NAIROBI, Kenya, Mar 24 – Prime Minister Raila Odinga has projected a positive economic growth in the country this year, saying appropriate measures were in place to cushion Kenyans against the adverse effects of the global economic downturn.
He observed that in sub
Africa, Kenya was one of the most affected countries due to prolonged drought, reduction of prices of commodities on the world market, low number of tourist arrivals and a reduction in foreign currency remittances from Kenyans in the Diaspora.
The Premier noted that due to the prolonged drought, the country had experienced food shortages and funds that would have been used on development directed to buy food for Kenyans in the drought stricken areas. “Besides Kenya is servicing a huge debt, unlike other countries that have had their debts written off,” he added.
He said as a result the government was experiencing a huge budget deficit that would require assistance from development partners and international financial institutions to close.
Speaking at the Euromoney investment conference in Nairobi on Tuesday, the Premier however said the government was addressing issues that have negatively impacted on the country’s economic performance including corruption, poor infrastructure, security and bureaucracy.

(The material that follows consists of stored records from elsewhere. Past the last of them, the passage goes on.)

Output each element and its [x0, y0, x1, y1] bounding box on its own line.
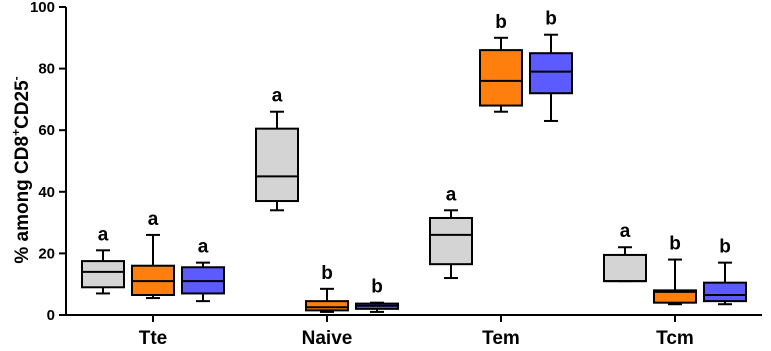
box-iqr	[703, 281, 747, 303]
y-tick-label-40: 40	[38, 184, 55, 201]
significance-label: a	[98, 224, 109, 245]
box-tcm-series-2: b	[653, 234, 697, 306]
box-iqr	[653, 289, 697, 304]
box-tte-series-3: a	[181, 237, 225, 303]
significance-label: a	[446, 184, 457, 205]
significance-label: a	[198, 237, 209, 258]
y-axis: 0 20 40 60 80 100	[30, 0, 67, 324]
significance-label: b	[669, 234, 681, 255]
significance-label: b	[545, 9, 557, 30]
box-tte-series-2: a	[131, 209, 175, 300]
x-axis: Tte Naive Tem Tcm	[66, 314, 762, 349]
y-tick-label-0: 0	[47, 307, 55, 324]
y-axis-title-sup2: -	[9, 76, 23, 80]
significance-label: b	[321, 263, 333, 284]
y-tick-label-20: 20	[38, 245, 55, 262]
x-tick-label-naive: Naive	[302, 328, 353, 349]
box-iqr	[81, 260, 125, 289]
significance-label: b	[495, 12, 507, 33]
y-axis-title-sup1: +	[9, 129, 23, 136]
box-tem-series-1: a	[429, 184, 473, 280]
box-naive-series-2: b	[305, 263, 349, 313]
box-iqr	[603, 253, 647, 283]
significance-label: b	[719, 237, 731, 258]
significance-label: a	[148, 209, 159, 230]
significance-label: b	[371, 277, 383, 298]
box-tem-series-2: b	[479, 12, 523, 113]
box-iqr	[479, 49, 523, 107]
box-tcm-series-3: b	[703, 237, 747, 306]
box-naive-series-3: b	[355, 277, 399, 313]
y-axis-title-mid: CD25	[12, 80, 33, 129]
plot-area: a a a a b b a b b a b b	[81, 9, 747, 313]
y-axis-title-main: % among CD8	[12, 136, 33, 264]
x-tick-label-tcm: Tcm	[656, 328, 694, 349]
y-tick-label-100: 100	[30, 0, 55, 16]
x-tick-label-tte: Tte	[139, 328, 168, 349]
y-tick-label-60: 60	[38, 122, 55, 139]
y-axis-title: % among CD8+CD25-	[9, 76, 33, 263]
x-tick-label-tem: Tem	[482, 328, 520, 349]
box-naive-series-1: a	[255, 86, 299, 212]
box-iqr	[255, 127, 299, 203]
box-iqr	[429, 216, 473, 266]
box-iqr	[305, 300, 349, 312]
significance-label: a	[272, 86, 283, 107]
box-tem-series-3: b	[529, 9, 573, 122]
significance-label: a	[620, 221, 631, 242]
box-iqr	[529, 52, 573, 95]
y-tick-label-80: 80	[38, 61, 55, 78]
box-tcm-series-1: a	[603, 221, 647, 283]
box-tte-series-1: a	[81, 224, 125, 295]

On corruption, he disclosed that based on the findings of the Efficiency Monitoring Unit and the Inspectorate of State Corporations, he had instituted investigations in twelve parastatals and that resulted in six chief executive officers found to have been engaged in malpractices being sent home.
Mr Odinga further said through legislation and other international treaties, the government were pursuing those who had committed economic crimes in the country and fled to other countries.
“The disbandment of the Electoral Commission of Kenya and setting in place the process of reconstituting another electoral body, is a case in point. We are also instituting reforms in the judiciary, the police and the civil service as one way of dealing with impunity,” he added.
On infrastructure, Mr Odinga noted that resources have been put in the development and improvement of the country’s road network, while plans were at an advanced stage to build a rail line linking Kenya to other countries in the East African and Great Lakes Region.
He added that remarkable progress had been made in improving the country’s Internet connectivity to the rest of the World through the fibre optic that, he said would be ready in May.
Mr Odinga went on to say that the government had removed a number of licenses that were required for one to do business in Kenya, adding the move had lessened bureaucracy in trade matters and the country was ready for business.
In this regard, the PM said Kenya was diversifying from its traditional trade partners to include emerging world economic powerhouses like China and other countries in the East. “We are however emphasising fair trade with them to ensure that there is no dumping of goods in our country that could hurt local industries,” he added.
He at the same time told local entrepreneurs to produce high quality goods that can compete internationally noting in a liberalised trade regime it’s the quality that will sell a commodity.
Noting that Kenya’s economy was strong, the premier pointed out that the country recorded a growth rate of 0-7 per cent between 2003 and 2007. “Due to interplay of factors we have since experienced negative growth rate that is now projected to be 2-3 per cent this year,” he said.